A team from the University Medical Centre Groningen (NL) has used multiple Olink® Target 96 panels to identify proteins associated with metabolic syndrome (MetS) symptoms in heart failure (HF) patients. Patients with MetS are twice as likely to develop HF and adverse progression of MetS significantly influences the therapeutic management of HF, but the role of MetS in the pathophysiology of HF is poorly understood.
363 unique proteins were measured to compare HF patients with and without MetS in a discovery cohort of 1103 HF patients (42% with MetS) and a validation cohort of 1433 HF patients (43% with MetS). MetS was defined as the presence of at least three of five criteria: central obesity, elevated serum triglycerides, reduced high-density lipoprotein cholesterol, insulin resistance and hypertension. 48 proteins were differentially expressed between MetS +/- HF subjects (43 were elevated, 5 decreased) in patients with metabolic syndrome, while in the validation cohort, 58 were elevated and 3
decreased. A total of 29 biomarkers were found to be elevated in both the discovery and validation cohorts. The most significantly elevated biomarkers in patients with metabolic syndrome from both cohorts were LEP, FABP4, IL1RN, TNFRSF11A & RET.

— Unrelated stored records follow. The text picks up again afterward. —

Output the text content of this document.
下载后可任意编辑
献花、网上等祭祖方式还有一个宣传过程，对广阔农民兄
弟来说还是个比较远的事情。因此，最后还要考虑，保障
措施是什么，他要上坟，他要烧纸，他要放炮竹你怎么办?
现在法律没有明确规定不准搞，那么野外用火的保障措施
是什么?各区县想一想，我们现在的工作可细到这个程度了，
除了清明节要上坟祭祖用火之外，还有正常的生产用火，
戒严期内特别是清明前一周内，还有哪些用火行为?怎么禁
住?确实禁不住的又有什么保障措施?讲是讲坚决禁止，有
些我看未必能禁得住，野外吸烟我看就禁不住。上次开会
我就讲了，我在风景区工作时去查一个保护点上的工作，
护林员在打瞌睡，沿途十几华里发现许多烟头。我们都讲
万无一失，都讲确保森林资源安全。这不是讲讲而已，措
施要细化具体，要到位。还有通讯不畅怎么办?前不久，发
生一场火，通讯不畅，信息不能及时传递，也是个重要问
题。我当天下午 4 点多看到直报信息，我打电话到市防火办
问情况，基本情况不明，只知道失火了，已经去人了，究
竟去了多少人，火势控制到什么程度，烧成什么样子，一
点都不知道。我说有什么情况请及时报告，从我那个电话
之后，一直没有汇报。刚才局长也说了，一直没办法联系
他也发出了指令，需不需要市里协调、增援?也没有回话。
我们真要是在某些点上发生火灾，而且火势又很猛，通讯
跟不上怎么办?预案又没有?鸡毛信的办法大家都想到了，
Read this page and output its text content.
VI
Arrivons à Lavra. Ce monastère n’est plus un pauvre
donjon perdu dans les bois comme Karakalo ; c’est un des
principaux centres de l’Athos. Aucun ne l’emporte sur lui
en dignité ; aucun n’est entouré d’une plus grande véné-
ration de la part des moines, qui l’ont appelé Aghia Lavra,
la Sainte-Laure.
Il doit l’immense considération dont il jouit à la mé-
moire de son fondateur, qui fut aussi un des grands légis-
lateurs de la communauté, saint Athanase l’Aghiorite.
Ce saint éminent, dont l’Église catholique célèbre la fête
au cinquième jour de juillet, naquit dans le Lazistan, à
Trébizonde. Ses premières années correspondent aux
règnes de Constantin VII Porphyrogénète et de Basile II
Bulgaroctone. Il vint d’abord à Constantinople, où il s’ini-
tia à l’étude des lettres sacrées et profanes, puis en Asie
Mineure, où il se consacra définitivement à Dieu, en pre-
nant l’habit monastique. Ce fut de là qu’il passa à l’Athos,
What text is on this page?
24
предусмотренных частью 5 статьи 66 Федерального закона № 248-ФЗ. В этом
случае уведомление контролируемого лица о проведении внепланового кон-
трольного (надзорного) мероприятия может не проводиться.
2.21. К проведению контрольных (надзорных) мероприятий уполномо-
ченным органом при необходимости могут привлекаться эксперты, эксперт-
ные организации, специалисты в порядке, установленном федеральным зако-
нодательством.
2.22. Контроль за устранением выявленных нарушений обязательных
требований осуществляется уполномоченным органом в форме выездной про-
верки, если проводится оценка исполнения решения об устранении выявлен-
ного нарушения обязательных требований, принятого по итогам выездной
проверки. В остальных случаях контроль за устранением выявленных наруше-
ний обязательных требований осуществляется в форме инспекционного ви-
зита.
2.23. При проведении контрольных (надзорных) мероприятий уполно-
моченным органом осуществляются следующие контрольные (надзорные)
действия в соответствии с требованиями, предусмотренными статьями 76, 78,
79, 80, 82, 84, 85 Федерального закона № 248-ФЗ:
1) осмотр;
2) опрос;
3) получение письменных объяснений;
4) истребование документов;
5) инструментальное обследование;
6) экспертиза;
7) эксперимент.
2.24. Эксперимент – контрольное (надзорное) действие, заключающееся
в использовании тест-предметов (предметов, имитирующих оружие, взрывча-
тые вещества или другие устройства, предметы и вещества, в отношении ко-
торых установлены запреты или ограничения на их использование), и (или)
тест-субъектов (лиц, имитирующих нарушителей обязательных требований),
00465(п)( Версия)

They then applied pathway analysis to these results, identifying 10 enriched pathways in the discovery cohort and 6 in the validation cohort, all of which were related to inflammation. One specific inflammatory pathway that was common to both cohorts was up-regulation of the natural killer cell-mediated cytotoxicity pathway. Combined with additional clinical data, the results suggest that MetS in HF is associated with biomarkers and pathways relating to obesity, lipid metabolism and immune responses underlying chronic inflammation.